Why classical myth and autism?

Why classical myth and autism?

The idea for this project started to take shape at a meeting in 2008 with a special needs teacher, who mentioned that, in her experience and those of her colleagues, autistic children often enjoy classical myth. I began to wonder why this might be the case, and whether – as a classicist who researches, and loves, classical myth – there was anything I could contribute. I started this blog to report on my progress which was often sporadic until the launch of the Warsaw-based European Research Council-funded project Our Mythical Childhood (2016-22) to trace the role of classics in children’s culture.

My key contribution to the project is an exploration of classics in autistic children’s culture, above all by producing myth-themed activities for autistic children. This blog shares my progress, often along Herculean paths, including to a book of lessons for autistic children focusing on the Choice of Hercules between two very different paths in life. The image above, illustrating the homepage of this blog, is one of the drawings by Steve K. Simons, the book's illustrator, of a chimneypiece panel in a neoclassical villa at Roehampton in South West London. The lessons centre on this panel.

Thursday 29 March 2018

Doing public engagement - thoughts on an ICS workshop, 22 March 2018

In my previous posting, I mentioned that I had attended an event at the Institute of Classical Studies on Public Engagement. I booked onto the event for various reasons, including the opportunity to find ways to take forward my work on autism and classical mythology. The event came at a very good time for me – when I have created a set of resources, or at least a draft of these resources, and when I am exploring ways to take them forward, with colleagues at my institution and with collaborators at Warsaw and elsewhere on the Our Mythical Childhood project.

At the event - which took place under the direction of the organiser, Emma Bridges, the ICS’s Public Engagement Officer - several participants shared details of projects that are already running, some of which have been ongoing for several years now, such as Classics Confidential at the Open University and Sex and History at Exeter. Meanwhile, others shared more emerging ideas for public engagement.
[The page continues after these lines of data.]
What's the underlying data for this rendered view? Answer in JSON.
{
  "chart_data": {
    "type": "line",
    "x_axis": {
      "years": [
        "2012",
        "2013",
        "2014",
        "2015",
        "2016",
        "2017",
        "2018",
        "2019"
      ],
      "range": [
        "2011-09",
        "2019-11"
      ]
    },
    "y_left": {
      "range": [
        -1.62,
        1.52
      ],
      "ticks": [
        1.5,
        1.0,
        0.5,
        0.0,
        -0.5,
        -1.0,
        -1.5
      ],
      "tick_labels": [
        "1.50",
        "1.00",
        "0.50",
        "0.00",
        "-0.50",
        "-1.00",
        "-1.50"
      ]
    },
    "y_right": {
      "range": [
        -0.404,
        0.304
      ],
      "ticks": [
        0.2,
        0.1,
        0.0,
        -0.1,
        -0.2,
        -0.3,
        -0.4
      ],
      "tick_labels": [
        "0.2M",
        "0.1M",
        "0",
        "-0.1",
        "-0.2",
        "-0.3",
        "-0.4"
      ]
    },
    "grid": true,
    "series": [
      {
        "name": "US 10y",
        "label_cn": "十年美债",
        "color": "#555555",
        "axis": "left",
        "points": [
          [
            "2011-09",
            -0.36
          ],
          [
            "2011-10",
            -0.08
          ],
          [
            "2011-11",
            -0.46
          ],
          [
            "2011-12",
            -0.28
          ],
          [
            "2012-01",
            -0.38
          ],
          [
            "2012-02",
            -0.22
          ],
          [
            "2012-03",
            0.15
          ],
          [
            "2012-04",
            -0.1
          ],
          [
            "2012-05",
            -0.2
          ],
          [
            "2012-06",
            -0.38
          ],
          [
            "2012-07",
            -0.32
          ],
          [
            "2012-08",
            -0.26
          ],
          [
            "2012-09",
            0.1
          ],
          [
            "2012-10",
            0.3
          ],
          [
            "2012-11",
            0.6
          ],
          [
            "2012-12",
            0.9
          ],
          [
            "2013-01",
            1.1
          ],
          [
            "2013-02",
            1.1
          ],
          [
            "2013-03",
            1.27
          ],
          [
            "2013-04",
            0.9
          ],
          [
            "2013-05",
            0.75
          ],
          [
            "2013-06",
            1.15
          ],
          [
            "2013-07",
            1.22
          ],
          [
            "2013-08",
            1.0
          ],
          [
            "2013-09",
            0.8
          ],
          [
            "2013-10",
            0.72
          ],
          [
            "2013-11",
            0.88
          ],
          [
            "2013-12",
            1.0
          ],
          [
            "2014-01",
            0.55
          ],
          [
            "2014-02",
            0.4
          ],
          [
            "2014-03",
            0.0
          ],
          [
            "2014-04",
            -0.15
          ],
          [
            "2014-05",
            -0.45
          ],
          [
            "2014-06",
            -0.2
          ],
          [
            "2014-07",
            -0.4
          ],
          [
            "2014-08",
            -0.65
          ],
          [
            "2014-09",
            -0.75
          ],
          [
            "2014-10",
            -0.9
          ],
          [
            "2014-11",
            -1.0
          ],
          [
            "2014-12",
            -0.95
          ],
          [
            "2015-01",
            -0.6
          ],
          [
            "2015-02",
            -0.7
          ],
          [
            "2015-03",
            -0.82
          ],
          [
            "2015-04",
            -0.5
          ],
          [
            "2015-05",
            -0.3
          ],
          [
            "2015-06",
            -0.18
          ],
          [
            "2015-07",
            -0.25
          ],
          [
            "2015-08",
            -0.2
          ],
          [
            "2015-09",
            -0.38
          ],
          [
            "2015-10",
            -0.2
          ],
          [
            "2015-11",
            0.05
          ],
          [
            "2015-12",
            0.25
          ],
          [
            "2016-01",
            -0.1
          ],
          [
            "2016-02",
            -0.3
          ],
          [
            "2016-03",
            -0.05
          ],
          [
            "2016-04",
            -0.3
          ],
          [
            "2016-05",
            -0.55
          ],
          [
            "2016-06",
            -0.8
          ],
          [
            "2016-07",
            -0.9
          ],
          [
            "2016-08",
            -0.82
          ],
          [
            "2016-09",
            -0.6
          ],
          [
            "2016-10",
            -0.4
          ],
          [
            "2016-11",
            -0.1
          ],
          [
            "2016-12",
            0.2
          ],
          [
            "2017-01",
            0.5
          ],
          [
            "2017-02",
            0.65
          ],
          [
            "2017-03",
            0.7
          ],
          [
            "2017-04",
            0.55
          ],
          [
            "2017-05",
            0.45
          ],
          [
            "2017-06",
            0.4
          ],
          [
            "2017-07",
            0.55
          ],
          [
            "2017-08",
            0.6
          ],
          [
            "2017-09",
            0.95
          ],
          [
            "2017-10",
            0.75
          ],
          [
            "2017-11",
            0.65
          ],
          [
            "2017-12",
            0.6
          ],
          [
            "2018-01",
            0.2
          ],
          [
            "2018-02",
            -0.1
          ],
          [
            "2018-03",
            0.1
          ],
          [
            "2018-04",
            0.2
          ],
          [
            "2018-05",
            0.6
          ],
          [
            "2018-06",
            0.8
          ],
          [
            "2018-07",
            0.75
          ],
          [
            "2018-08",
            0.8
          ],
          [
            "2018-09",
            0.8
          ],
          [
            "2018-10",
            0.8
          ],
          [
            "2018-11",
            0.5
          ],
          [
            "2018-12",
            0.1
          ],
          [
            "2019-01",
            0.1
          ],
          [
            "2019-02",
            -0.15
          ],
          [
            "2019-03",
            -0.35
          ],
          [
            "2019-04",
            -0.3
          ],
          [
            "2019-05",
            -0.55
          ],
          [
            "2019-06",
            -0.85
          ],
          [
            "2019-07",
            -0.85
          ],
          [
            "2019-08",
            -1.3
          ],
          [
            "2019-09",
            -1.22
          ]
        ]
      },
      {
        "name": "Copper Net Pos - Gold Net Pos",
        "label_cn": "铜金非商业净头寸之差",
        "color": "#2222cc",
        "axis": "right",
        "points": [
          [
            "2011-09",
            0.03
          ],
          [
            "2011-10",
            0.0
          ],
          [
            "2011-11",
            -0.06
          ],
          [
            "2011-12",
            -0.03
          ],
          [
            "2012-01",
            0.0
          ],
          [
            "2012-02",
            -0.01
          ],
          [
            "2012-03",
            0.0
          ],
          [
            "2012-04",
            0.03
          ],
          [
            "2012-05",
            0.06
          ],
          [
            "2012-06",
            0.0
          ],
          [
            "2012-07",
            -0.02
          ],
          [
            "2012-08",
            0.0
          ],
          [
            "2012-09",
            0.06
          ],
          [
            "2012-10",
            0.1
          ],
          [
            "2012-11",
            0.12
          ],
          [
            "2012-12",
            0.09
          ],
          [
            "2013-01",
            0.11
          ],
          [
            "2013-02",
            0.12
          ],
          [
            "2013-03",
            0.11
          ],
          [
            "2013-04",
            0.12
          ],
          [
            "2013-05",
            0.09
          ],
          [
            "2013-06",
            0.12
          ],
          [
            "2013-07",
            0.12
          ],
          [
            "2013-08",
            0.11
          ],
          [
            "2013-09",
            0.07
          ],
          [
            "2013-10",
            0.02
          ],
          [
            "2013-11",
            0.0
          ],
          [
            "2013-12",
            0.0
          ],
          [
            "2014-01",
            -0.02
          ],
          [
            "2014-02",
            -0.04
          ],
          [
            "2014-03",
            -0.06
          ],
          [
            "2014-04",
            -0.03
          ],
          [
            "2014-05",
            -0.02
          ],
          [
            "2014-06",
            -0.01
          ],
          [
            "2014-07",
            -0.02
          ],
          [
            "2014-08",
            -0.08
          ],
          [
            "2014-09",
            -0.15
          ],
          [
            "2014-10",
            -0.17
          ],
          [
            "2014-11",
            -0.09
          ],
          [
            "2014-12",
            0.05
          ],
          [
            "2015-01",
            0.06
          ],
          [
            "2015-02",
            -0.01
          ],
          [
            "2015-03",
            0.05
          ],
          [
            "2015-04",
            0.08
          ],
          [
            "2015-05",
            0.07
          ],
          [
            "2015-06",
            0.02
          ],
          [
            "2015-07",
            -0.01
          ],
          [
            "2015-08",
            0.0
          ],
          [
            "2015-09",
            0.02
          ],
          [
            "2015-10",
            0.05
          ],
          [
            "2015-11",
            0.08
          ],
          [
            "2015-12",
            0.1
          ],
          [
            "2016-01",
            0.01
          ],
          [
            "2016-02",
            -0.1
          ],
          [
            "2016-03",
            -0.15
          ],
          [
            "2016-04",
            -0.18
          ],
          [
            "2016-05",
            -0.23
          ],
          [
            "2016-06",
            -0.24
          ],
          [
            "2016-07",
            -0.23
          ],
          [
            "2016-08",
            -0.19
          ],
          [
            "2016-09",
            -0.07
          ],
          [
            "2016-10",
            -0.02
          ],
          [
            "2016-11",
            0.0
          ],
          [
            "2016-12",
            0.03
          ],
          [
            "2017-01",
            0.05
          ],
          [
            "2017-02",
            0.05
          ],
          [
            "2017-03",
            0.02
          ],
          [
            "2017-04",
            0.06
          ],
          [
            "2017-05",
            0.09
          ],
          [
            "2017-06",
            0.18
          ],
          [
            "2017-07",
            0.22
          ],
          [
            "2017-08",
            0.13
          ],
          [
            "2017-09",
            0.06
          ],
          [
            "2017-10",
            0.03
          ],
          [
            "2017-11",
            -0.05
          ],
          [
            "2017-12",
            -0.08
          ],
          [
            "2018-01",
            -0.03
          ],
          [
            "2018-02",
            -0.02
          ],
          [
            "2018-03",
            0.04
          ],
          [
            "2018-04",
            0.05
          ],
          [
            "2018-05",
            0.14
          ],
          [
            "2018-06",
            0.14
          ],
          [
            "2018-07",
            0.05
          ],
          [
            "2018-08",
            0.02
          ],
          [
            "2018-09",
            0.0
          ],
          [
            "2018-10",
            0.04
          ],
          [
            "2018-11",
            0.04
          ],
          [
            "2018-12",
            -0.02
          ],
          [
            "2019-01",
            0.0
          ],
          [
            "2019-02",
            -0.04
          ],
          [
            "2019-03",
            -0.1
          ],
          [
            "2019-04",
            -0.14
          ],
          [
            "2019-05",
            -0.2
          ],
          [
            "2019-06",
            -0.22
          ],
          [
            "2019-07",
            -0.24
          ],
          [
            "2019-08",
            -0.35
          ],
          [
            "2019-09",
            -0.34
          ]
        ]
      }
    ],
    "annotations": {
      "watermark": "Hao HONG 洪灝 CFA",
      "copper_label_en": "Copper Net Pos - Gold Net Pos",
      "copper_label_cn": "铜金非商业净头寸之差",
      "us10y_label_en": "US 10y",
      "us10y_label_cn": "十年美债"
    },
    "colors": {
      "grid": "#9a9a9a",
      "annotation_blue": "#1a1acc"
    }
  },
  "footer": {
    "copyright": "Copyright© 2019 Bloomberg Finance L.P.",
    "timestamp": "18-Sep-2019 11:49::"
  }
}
As I said in the previous posting, my project falls somewhere in between. I have been giving thought to engaging autistic people with mythology for some years – and all the more so over the past 18 months. But I am still planning the particular engagements, so it has been extremely useful to hear about the existing and planned ways in which people are creating opportunities for making classics relevant to the lives diverse groups of people.

In what follows, I shall outline some of the things I took away. Since I drafted this posting, Emma has put up a posting about the event, which includes a more comprehensive account of what took place and what might follow from the day.

The talk by Zena Kamesh about her project Remembering the Romans in the Middle East and North Africa was full of information and ideas concerning how to engage participations. One is that that it is vital not to seek to force people to engage, even when an activity takes place in the space inhabited by very audience that one is trying to reach. Indeed, it is important always to have a quiet space to which participants can move, including if they feel overloaded.  

Another point that Zena raised is that, useful though questionnaires can be, there are potentially better ways to gain evidence for how people are responding to the activity in question. Zena mentioned ‘guest books’ which people can write in – or as she explained – even draw in.
 
Still from Zena – it is vital to be aware that things might go differently from how a facilitator might envisage it going. People use things in unexpected ways. Zena found, this, for instance, when a participant in one of her activities turned around an artefact she had brought along – a replica of an ancient pot – so that it would look more like a medieval chalice.
 
A final thing I took from Zena’s presentation is that is it vital to think carefully about the space to use for any event. For instance, it might be worth holding an event somewhere people feel comfortable, such as a cafĂ© rather than a museum. Or - if the event is to be in a museum, think about how to make the museum feel like a space that is accessible to those for whom the event is designed. There is a fit here with what Laura Swift said about the work she does around tragic fragments. As Laura said, it is important to think about the value where activities are held, including for those who might feel that they don’t belong in a particular space – such as a university or a theatre.

Another point that was emphasised during the day is that it is important not to be afraid to ‘think small.’ This is something that Michael Eades, the curator of the Being Human festival stressed – and which others echoed. And one thing I am wondering about is whether to use the activities around the Choice of Hercules that I presented earlier this year as sources for smaller-scale activities. These might help develop a balance between avoiding overloading participants and succeeding in doing something that was stressed throughout the event, not least by Michael, namely to try make any activity fun. This might include such activities as copying the pose of Hercules or the women in the artefact. Lizzie Hamilton, who is currently completing her PhD at Harvard, shared a project she is planning that has a good fit here. I hope, further down the road, to be able to discuss Lizzie’s ideas with her.
 
I shall close for now, and turn to some final bits of work for the another of the strands of Our Mythical Childhood - the survey of classics and children's literature we are compiling and which is about to reach a milestone moment with the publication of all of the entries that the beneficiary universities have been producing over the past 18 months.